AW: Sind wir veraltet?

  Alt 29. Jun 2023, 11:18
Auf Jobangebote, in denen Delphi erwähnt wird, bekommen wir seit Jahren schon keine Bewerbungen von jüngeren Leuten mehr. Woran das genau liegt, kann ich nicht sagen.
Weder an Berufsschulen noch an FH's oder Universitäten wird Delphi gelehrt.
Es kommen einfach keine mehr nach.

Einstiegshürde? Wahnsinnig hoch. Community Edition schön und gut, aber man braucht ne Windows Kiste dafür. Viele haben Macs. Die ganz jungen Coden inzwischen mit ihren iPads im Browser auf Github Codespaces. Nix mehr mit lokaler Installation einer IDE.

Dazu kommt, das moderne Sprachen mit modernen Frameworks drunter einfach zigmal produktiver sind als man mit Delphi noch irgendwie sein könnte.

Das mag einem alteingesessenen Delphianer jetzt zwar komisch vorkommen (Wieso?

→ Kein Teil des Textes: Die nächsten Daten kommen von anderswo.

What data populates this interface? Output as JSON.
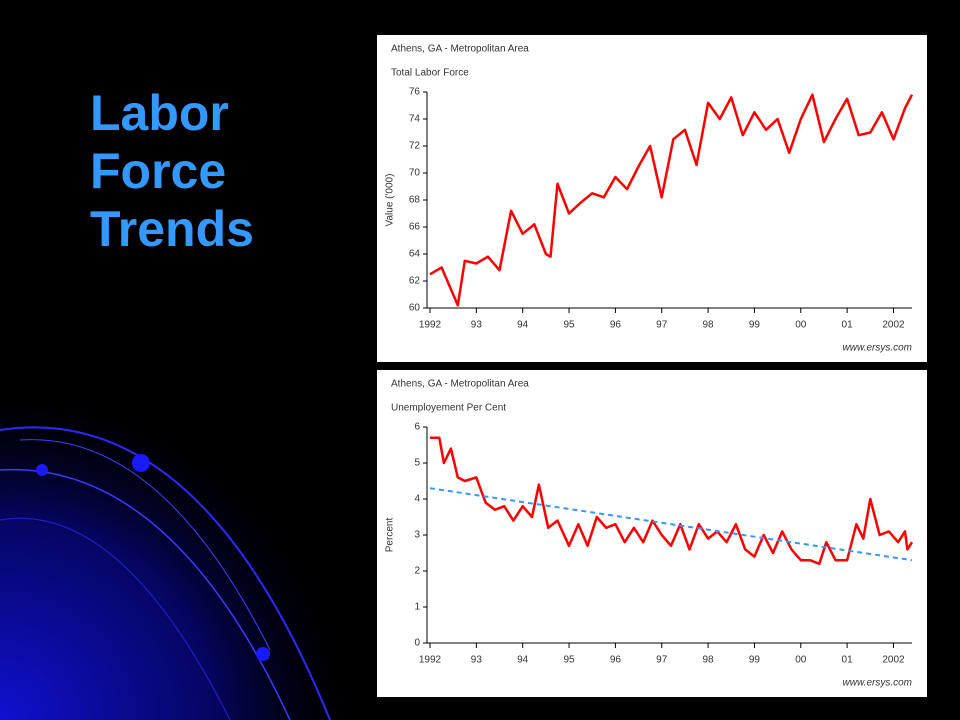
{
  "title": "Labor Force Trends",
  "chart_data": [
    {
      "type": "line",
      "title": "Athens, GA - Metropolitan Area",
      "subtitle": "Total Labor Force",
      "y_label": "Value ('000)",
      "source": "www.ersys.com",
      "xlim": [
        1992,
        2002.4
      ],
      "xticks": [
        {
          "value": 1992,
          "label": "1992"
        },
        {
          "value": 1993,
          "label": "93"
        },
        {
          "value": 1994,
          "label": "94"
        },
        {
          "value": 1995,
          "label": "95"
        },
        {
          "value": 1996,
          "label": "96"
        },
        {
          "value": 1997,
          "label": "97"
        },
        {
          "value": 1998,
          "label": "98"
        },
        {
          "value": 1999,
          "label": "99"
        },
        {
          "value": 2000,
          "label": "00"
        },
        {
          "value": 2001,
          "label": "01"
        },
        {
          "value": 2002,
          "label": "2002"
        }
      ],
      "ylim": [
        60,
        76
      ],
      "yticks": [
        60,
        62,
        64,
        66,
        68,
        70,
        72,
        74,
        76
      ],
      "series": [
        {
          "color": "#ff0000",
          "x": [
            1992.0,
            1992.25,
            1992.5,
            1992.6,
            1992.75,
            1993.0,
            1993.25,
            1993.5,
            1993.75,
            1994.0,
            1994.25,
            1994.5,
            1994.6,
            1994.75,
            1995.0,
            1995.25,
            1995.5,
            1995.75,
            1996.0,
            1996.25,
            1996.5,
            1996.75,
            1997.0,
            1997.25,
            1997.5,
            1997.75,
            1998.0,
            1998.25,
            1998.5,
            1998.75,
            1999.0,
            1999.25,
            1999.5,
            1999.75,
            2000.0,
            2000.25,
            2000.5,
            2000.75,
            2001.0,
            2001.25,
            2001.5,
            2001.75,
            2002.0,
            2002.25,
            2002.4
          ],
          "values": [
            62.5,
            63,
            61,
            60.2,
            63.5,
            63.3,
            63.8,
            62.8,
            67.2,
            65.5,
            66.2,
            64,
            63.8,
            69.2,
            67,
            67.8,
            68.5,
            68.2,
            69.7,
            68.8,
            70.5,
            72,
            68.2,
            72.5,
            73.2,
            70.6,
            75.2,
            74,
            75.6,
            72.8,
            74.5,
            73.2,
            74,
            71.5,
            74,
            75.8,
            72.3,
            74,
            75.5,
            72.8,
            73,
            74.5,
            72.5,
            74.8,
            75.8
          ]
        }
      ]
    },
    {
      "type": "line",
      "title": "Athens, GA - Metropolitan Area",
      "subtitle": "Unemployement Per Cent",
      "y_label": "Percent",
      "source": "www.ersys.com",
      "xlim": [
        1992,
        2002.4
      ],
      "xticks": [
        {
          "value": 1992,
          "label": "1992"
        },
        {
          "value": 1993,
          "label": "93"
        },
        {
          "value": 1994,
          "label": "94"
        },
        {
          "value": 1995,
          "label": "95"
        },
        {
          "value": 1996,
          "label": "96"
        },
        {
          "value": 1997,
          "label": "97"
        },
        {
          "value": 1998,
          "label": "98"
        },
        {
          "value": 1999,
          "label": "99"
        },
        {
          "value": 2000,
          "label": "00"
        },
        {
          "value": 2001,
          "label": "01"
        },
        {
          "value": 2002,
          "label": "2002"
        }
      ],
      "ylim": [
        0,
        6
      ],
      "yticks": [
        0,
        1,
        2,
        3,
        4,
        5,
        6
      ],
      "series": [
        {
          "color": "#ff0000",
          "x": [
            1992,
            1992.2,
            1992.3,
            1992.45,
            1992.6,
            1992.75,
            1993,
            1993.2,
            1993.4,
            1993.6,
            1993.8,
            1994,
            1994.2,
            1994.35,
            1994.55,
            1994.75,
            1995,
            1995.2,
            1995.4,
            1995.6,
            1995.8,
            1996,
            1996.2,
            1996.4,
            1996.6,
            1996.8,
            1997,
            1997.2,
            1997.4,
            1997.6,
            1997.8,
            1998,
            1998.2,
            1998.4,
            1998.6,
            1998.8,
            1999,
            1999.2,
            1999.4,
            1999.6,
            1999.8,
            2000,
            2000.2,
            2000.4,
            2000.55,
            2000.75,
            2001,
            2001.2,
            2001.35,
            2001.5,
            2001.7,
            2001.9,
            2002.1,
            2002.25,
            2002.3,
            2002.4
          ],
          "values": [
            5.7,
            5.7,
            5.0,
            5.4,
            4.6,
            4.5,
            4.6,
            3.9,
            3.7,
            3.8,
            3.4,
            3.8,
            3.5,
            4.4,
            3.2,
            3.4,
            2.7,
            3.3,
            2.7,
            3.5,
            3.2,
            3.3,
            2.8,
            3.2,
            2.8,
            3.4,
            3.0,
            2.7,
            3.3,
            2.6,
            3.3,
            2.9,
            3.1,
            2.8,
            3.3,
            2.6,
            2.4,
            3.0,
            2.5,
            3.1,
            2.6,
            2.3,
            2.3,
            2.2,
            2.8,
            2.3,
            2.3,
            3.3,
            2.9,
            4.0,
            3.0,
            3.1,
            2.8,
            3.1,
            2.6,
            2.8
          ]
        },
        {
          "color": "#3399ff",
          "line_style": "dashed",
          "x": [
            1992,
            2002.4
          ],
          "values": [
            4.3,
            2.3
          ]
        }
      ]
    }
  ]
}
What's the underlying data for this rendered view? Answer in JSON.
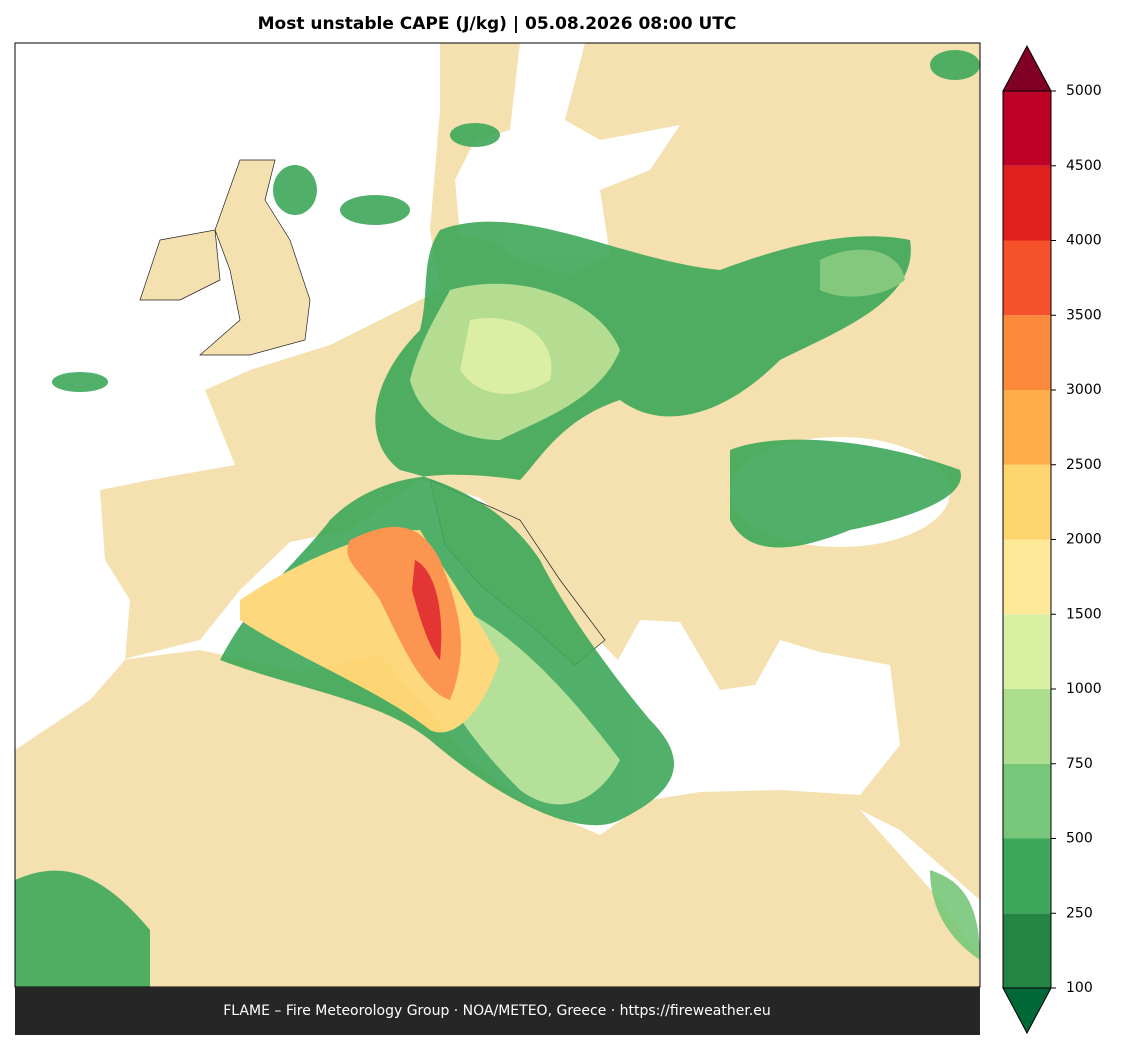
{
  "title": "Most unstable CAPE (J/kg)  |  05.08.2026 08:00 UTC",
  "footer": "FLAME – Fire Meteorology Group · NOA/METEO, Greece · https://fireweather.eu",
  "colorbar": {
    "levels": [
      100,
      250,
      500,
      750,
      1000,
      1500,
      2000,
      2500,
      3000,
      3500,
      4000,
      4500,
      5000
    ],
    "colors": [
      "#238443",
      "#3ea85a",
      "#78c679",
      "#addd8e",
      "#d9f0a3",
      "#fee999",
      "#fed46e",
      "#fdae4b",
      "#fc8a3c",
      "#f5512b",
      "#e0201e",
      "#bd0026"
    ],
    "under_color": "#006837",
    "over_color": "#800026"
  }
}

Das ist super-produktiv was wir machen!), aber wenn ich mir anschaue war wir hier bei TT mit modernen Technologien machen und in wie wenig Zeit wir hier komplette Anwendungen von vorne bis hinten hinstellen, die wirklich alle Anforderungen an moderne Businessanwendungen erfüllen (läuft sowohl im Frontend als auch im Backend auf allen Plattformen inkl. nem Raspberry wenns not tut, ist offline-fähig, synchronisiert wenn es wieder online ist, hat Mehrmandantenfähigkeit, kann sowohl on-premises als auch in der Cloud oder sogar gemischt betrieben werden, entspricht dem aktuellen Stand was Sicherheit angeht), und ich mir dann überlege was das für ein Wahnsinnsgefrickel mit Delphi wäre, na dann gute Nacht.

OK, in dem Bereich könnte man auf C/C++ umstellen, aber wie schon geschrieben: Man müsste Millionen Zeilen von Sourcecode neu schreiben. Und nach meinen Erfahrungen (in anderen Firmen), braucht man 2-3 C/C++-Entwickler um die Produktivität eines Delphi-Entwicklers zu erreichen. Aber das mag ein falscher Eindruck sein, vielleicht war das auch eher 2-3 mittelmäßige C/C++ Entwickler, um einen exzellenten Delphi-Entwickler zu ersetzen
C/C++ ist schon gestorben. Du brauchst einen halben einigermaßen fitten Rust-Entwickler dafür.
Rust, mit seinem im Compiler-eingebauten Memory-Management sorgt nämlich dafür dass Du ganz sicher alles wieder deallokierst was Du Dir an Speicher holst und Du ganz sicher nicht auf einen falschen Speicherbereich zugreifst. Du schreibst den Code genau so schnell wie ein C/C++'ler aber du sparst Dir 85% der Zeit, die die dann hinterher am debuggen sind.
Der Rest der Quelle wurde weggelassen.